そして、それから1年位経った頃、S子から助けて欲しいと言われました。わたしは、高校を卒業して、ブティックで働いていたのでS子とも疎遠になっていたので、急の電話に驚きましたが、S子の話を聞いて更に驚きました。何でもS子は、わたしに平安閣に置いてあるS子の荷物を取りに行って欲しいとの事。

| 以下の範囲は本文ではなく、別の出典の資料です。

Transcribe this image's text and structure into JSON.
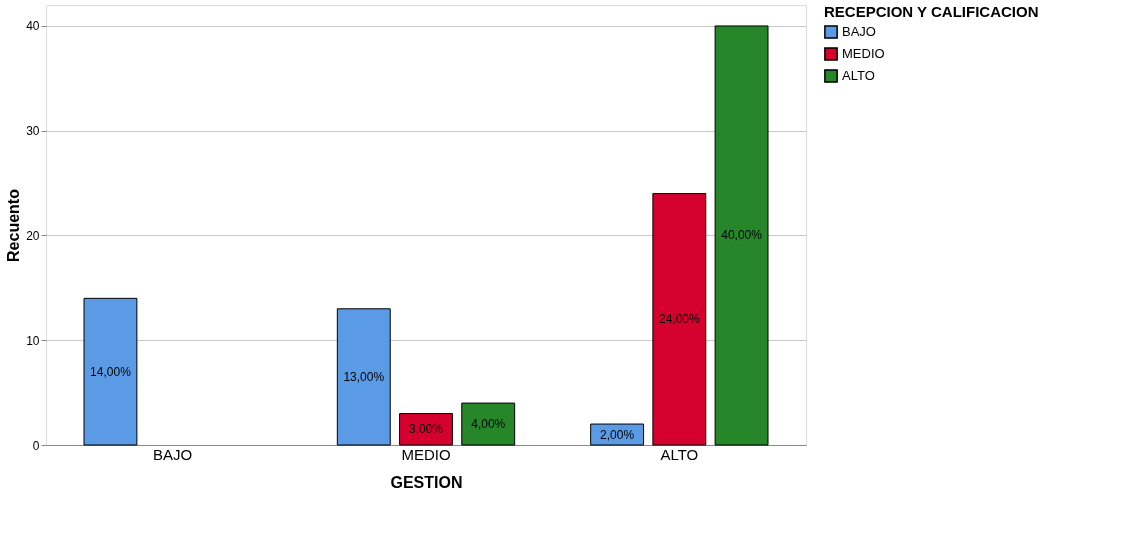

もちろん、わたしは自分で取りに行く様言いましたが、取りに行けない理由が有ると言います。その理由と言うのが、付き合っているAと遊びに行った帰り、Aが眠いから車運転して行ってくれと言われて運転を変わったそうです。その時、Aは助手席のシートを倒し、シートベルトをしないで寝ていたそうなのですが、夜通し遊んでいた事もあり、S子は眠気に勝てず居眠り運転をしてしまい、踏切の角に設置されているコンクリートに激突し、シートベルトをしていなかったAは、顔面をフロントガラスに叩きつけて、顔に重症を負って入院したらしいのです。しかも、顔の筋肉などの損傷も酷く元には戻らないと言われたらしく、Aは
「俺の顔どうしてくれるんだよ、こんな顔じゃ結婚なんて絶対出来ない。お前のせいなんだから、責任取って結婚しろよ」
とS子に言ったらしいのです。Aは、元々結構なイケメンだったので、ショックはかなり大きかったみたいですが、S子いわく
「あんな化け物みたいな顔になったAと結婚なんかしたくないから逃げて来た」
と。
しかしわたしも嫌だったので
「でも、もうM先輩とかに会いたくないし」
と言うと、S子は
「あぁ、M先輩なら何ヶ月か前に、大きな事故に会って入院したから大丈夫」
と、さらっと言いました。そして元彼も、あれから3ヶ月位で辞めたから、今居るのはTだけらしい。でも、TはAと仲が良いからS子の事を多分恨んでるので、取りに行けないのだとか。
わたしは仕方なく、S子の荷物を取りに行く事にしました。荷物と言っても、小さなジュエリーケースだけなのですが。S子にとっては、本当に大切にしている物で、どうしてもそのままには出来ないそうです。